Architect Designs House that Makes Its Own Weather

Architect Designs House that Makes Its Own Weather

Homes in North Carolina have to cope with America's most violent weather -- hurricanes, tornadoes, and ice storms that knock out power for days and weeks. All that natural energy gave Wake Forest builder Michael Sykes an idea -- a house that makes its own weather.

Since the late 1980’s his company Enertia Building Systems, Inc. has been building homes that heat and cool themselves with the same forces that generate earth’s climate. A simple change in the way we build our houses could alleviate a growing national problem with energy shortages, energy costs, housing cost, and damage from natural disasters.

The earth stays warm in the minus 459 degree cold of space by its atmosphere and the thermal inertia of its huge mass. So every Enertia house has a miniature atmosphere surrounding a massive structure that can store energy. Each house is designed not just for today, but for a hundred-years-out when energy will be costly or unavailable, and each house can adapt if and when the climate changes. The rooftop can produce all the power the home needs, and the greenhouse-atrium can produce enough food, year-round, for a family of four.
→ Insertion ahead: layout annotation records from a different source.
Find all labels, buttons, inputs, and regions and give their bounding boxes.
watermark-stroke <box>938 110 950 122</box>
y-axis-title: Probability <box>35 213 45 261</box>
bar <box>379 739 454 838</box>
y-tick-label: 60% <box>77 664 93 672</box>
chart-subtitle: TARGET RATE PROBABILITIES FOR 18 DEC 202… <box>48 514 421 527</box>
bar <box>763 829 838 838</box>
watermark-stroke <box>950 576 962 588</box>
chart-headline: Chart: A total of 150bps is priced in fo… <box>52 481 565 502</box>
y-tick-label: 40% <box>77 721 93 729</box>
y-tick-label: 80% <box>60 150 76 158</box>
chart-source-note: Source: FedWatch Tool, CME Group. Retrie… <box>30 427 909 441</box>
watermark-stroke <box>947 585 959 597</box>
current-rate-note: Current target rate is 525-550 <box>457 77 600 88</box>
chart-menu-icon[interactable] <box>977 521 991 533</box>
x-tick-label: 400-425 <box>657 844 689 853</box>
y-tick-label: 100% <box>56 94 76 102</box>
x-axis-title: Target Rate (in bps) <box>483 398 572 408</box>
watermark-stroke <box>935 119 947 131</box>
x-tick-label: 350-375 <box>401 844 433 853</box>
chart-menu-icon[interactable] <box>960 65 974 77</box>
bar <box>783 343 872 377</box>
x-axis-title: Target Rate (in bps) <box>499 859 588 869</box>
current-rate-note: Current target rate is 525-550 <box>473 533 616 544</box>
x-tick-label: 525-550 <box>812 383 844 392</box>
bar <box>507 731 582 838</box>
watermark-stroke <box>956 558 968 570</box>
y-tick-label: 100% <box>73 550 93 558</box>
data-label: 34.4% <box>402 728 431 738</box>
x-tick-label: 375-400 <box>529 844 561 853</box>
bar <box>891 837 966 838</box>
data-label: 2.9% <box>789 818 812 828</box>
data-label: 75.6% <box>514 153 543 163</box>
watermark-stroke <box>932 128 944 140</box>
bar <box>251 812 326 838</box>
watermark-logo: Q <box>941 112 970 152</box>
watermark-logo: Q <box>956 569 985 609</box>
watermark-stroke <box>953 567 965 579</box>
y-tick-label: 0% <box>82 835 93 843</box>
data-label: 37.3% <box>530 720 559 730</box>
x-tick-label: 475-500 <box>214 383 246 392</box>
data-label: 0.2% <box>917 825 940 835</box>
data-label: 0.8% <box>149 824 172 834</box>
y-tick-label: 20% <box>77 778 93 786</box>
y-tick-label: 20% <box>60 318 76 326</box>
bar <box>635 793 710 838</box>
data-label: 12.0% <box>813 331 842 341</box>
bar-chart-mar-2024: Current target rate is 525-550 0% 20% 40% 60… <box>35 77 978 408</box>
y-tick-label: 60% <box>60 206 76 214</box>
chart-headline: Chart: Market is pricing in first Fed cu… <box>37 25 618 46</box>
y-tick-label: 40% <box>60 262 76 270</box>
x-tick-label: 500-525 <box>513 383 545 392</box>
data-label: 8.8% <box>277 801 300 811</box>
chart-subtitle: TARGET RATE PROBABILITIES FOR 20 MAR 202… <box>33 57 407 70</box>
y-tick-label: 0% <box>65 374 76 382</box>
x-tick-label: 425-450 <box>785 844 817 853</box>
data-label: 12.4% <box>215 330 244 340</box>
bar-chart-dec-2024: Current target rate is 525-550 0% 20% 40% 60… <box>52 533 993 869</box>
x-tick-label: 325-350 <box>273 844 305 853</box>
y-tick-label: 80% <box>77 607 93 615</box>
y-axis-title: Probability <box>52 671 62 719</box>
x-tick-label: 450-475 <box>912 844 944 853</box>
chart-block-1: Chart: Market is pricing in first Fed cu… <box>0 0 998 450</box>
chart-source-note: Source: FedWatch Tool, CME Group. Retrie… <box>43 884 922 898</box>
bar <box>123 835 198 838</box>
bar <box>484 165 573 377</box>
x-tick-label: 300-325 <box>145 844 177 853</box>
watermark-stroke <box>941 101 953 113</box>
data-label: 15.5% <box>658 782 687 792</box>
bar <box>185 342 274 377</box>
Enertia has built many homes that are self-sufficient, not even connected to the electric system. The technology is fully explained at

Not only is the energy needed to run a conventional house expensive, but so is the equipment. Heat pumps and furnaces cost money and have to be replaced every 10-15 years. So replacing equipment with good design saves initial cost, as well as running costs. But the big saver is the pre-cut numbered kit construction -- labor costs go way down. "One of our Enertia clients in southern California built his house for a quarter of the local going rate," says Sykes, inventor and President of the company. “While building green to reduce pollution is a noble cause, the real kicker that will save the planet is saving money. It’s expensive to foul the earth”

Once it was thought the home of the future would be plastic, but that thinking has changed with the shortage of petroleum. The current trend is to natural bio-based materials. Modern structures, like the Boeing 787 Dreamliner, are carbon fiber, so the skin of modern Enertia homes are nature’s carbon fiber- wood in engineered glued layers for maximum strength. In the current trend for “Green” materials the Enertia home is at the top- the kit materials are 100% renewable.

This huge carbon content is what really makes the Enertia home stand out. “Do you know your carbon footprint?” says the BP television ad. By not needing fuel the home is close to a zero carbon footprint, but since the structure sequesters tons of carbon it makes the home better than 'carbon neutral’- building one actually helps clean the planet. Sykes calculates “building and living in an Enertia house is like taking 50 cars off the road.”

The glue laminated fiber wall is five times stronger than conventional 2x4 wood construction which is many products nailed to a frame- many products to be loosened and fly off in a storm. It can also survive complete submersion for several days, unlike a framed wall. Since the home still functions after a storm related loss-of-power it will be of interest to emergency agencies. The pre-cut numbered construction means permanent storm-resistant replacement homes could go up quickly.

Enertia Building Systems has thirty pre-designed models in its catalog and also does custom designs. They range from 800 square feet up to 6000 square feet. Interestingly, since the energy is stored in the structure, instead of the volume of the structure, the larger homes are the most energy-efficient.